As to who might have killed Dominique:
“I don’t know,” she says. “After all, I am a journalist. I cannot deal in rumors. I am looking for facts, for proof. The most important step to resolution is knowing the truth. All I know is, the fact that we don’t know who paid for this crime puts us all in danger.”
Montas was somewhat encouraged by a development on December 29, when a police officer was arrested after he was found in possession of a car that had been owned by Lalanne and was identified as having been at the crime scene. “I feel that something is moving,” she says. “We are approaching something. We are getting closer to more apparent leads.”
While the presidency is passed from Préval to Aristide, Montas will continue to ponder her husband’s legacy.
“Jean’s life inspired a tremendous number of journalists,” she says. “There are about two generations of journalists who owe their choices to Jean.
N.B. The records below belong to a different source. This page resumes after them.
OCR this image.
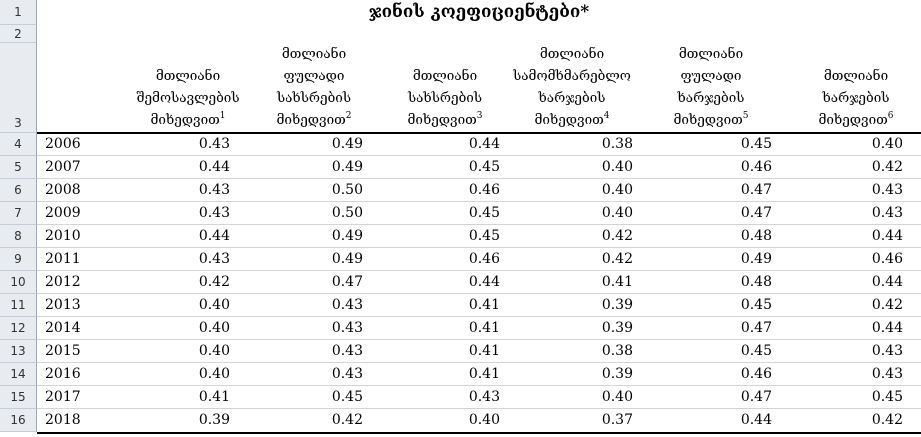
ჯინის კოეფიციენტები*
1
2
3
4
5
6
7
8
9
10
11
12
13
14
15
16
მთლიანი
შემოსავლების
მიხედვით$^1$
მთლიანი
ფულადი
სახსრების
მიხედვით$^2$
მთლიანი
სახსრების
მიხედვით$^3$
მთლიანი
სამომხმარებლო
ხარჯების
მიხედვით$^4$
მთლიანი
ფულადი
ხარჯების
მიხედვით$^5$
მთლიანი
ხარჯების
მიხედვით$^6$
2006	0.43	0.49	0.44	0.38	0.45	0.40
2007	0.44	0.49	0.45	0.40	0.46	0.42
2008	0.43	0.50	0.46	0.40	0.47	0.43
2009	0.43	0.50	0.45	0.40	0.47	0.43
2010	0.44	0.49	0.45	0.42	0.48	0.44
2011	0.43	0.49	0.46	0.42	0.49	0.46
2012	0.42	0.47	0.44	0.41	0.48	0.44
2013	0.40	0.43	0.41	0.39	0.45	0.42
2014	0.40	0.43	0.41	0.39	0.47	0.44
2015	0.40	0.43	0.41	0.38	0.45	0.43
2016	0.40	0.43	0.41	0.39	0.46	0.43
2017	0.41	0.45	0.43	0.40	0.47	0.45
2018	0.39	0.42	0.40	0.37	0.44	0.42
These journalists wanted to be part of a change in Haiti. We trained several of them at Radio Haiti. Jean’s death has shaken them and now many of them want to quit.”
Montas, however, cannot quit. Radio Haiti Inter’s motto is Au service du peuple Haitien: to serve the Haitian people. This has become a constant source of inspiration for her. That and the investigation, which she is determined to see through its final steps.
“I guess I have a survivor’s mentality,” she says. “I am beyond worrying about my safety now to simply going on from day to day and doing what must be done. I must continue this work. Silence is seen by many as a security measure now. There are a number of journalists who are self-censoring. However, at Radio Haiti we have always tried not to censor ourselves. The future will be a continuous fight. I don’t think things are going to be easy. A lot of people seem to be putting pressure on the press. For the rest of the population, life is getting more and more expensive. It is a difficult season. We must simply keep on fighting for what we already have.”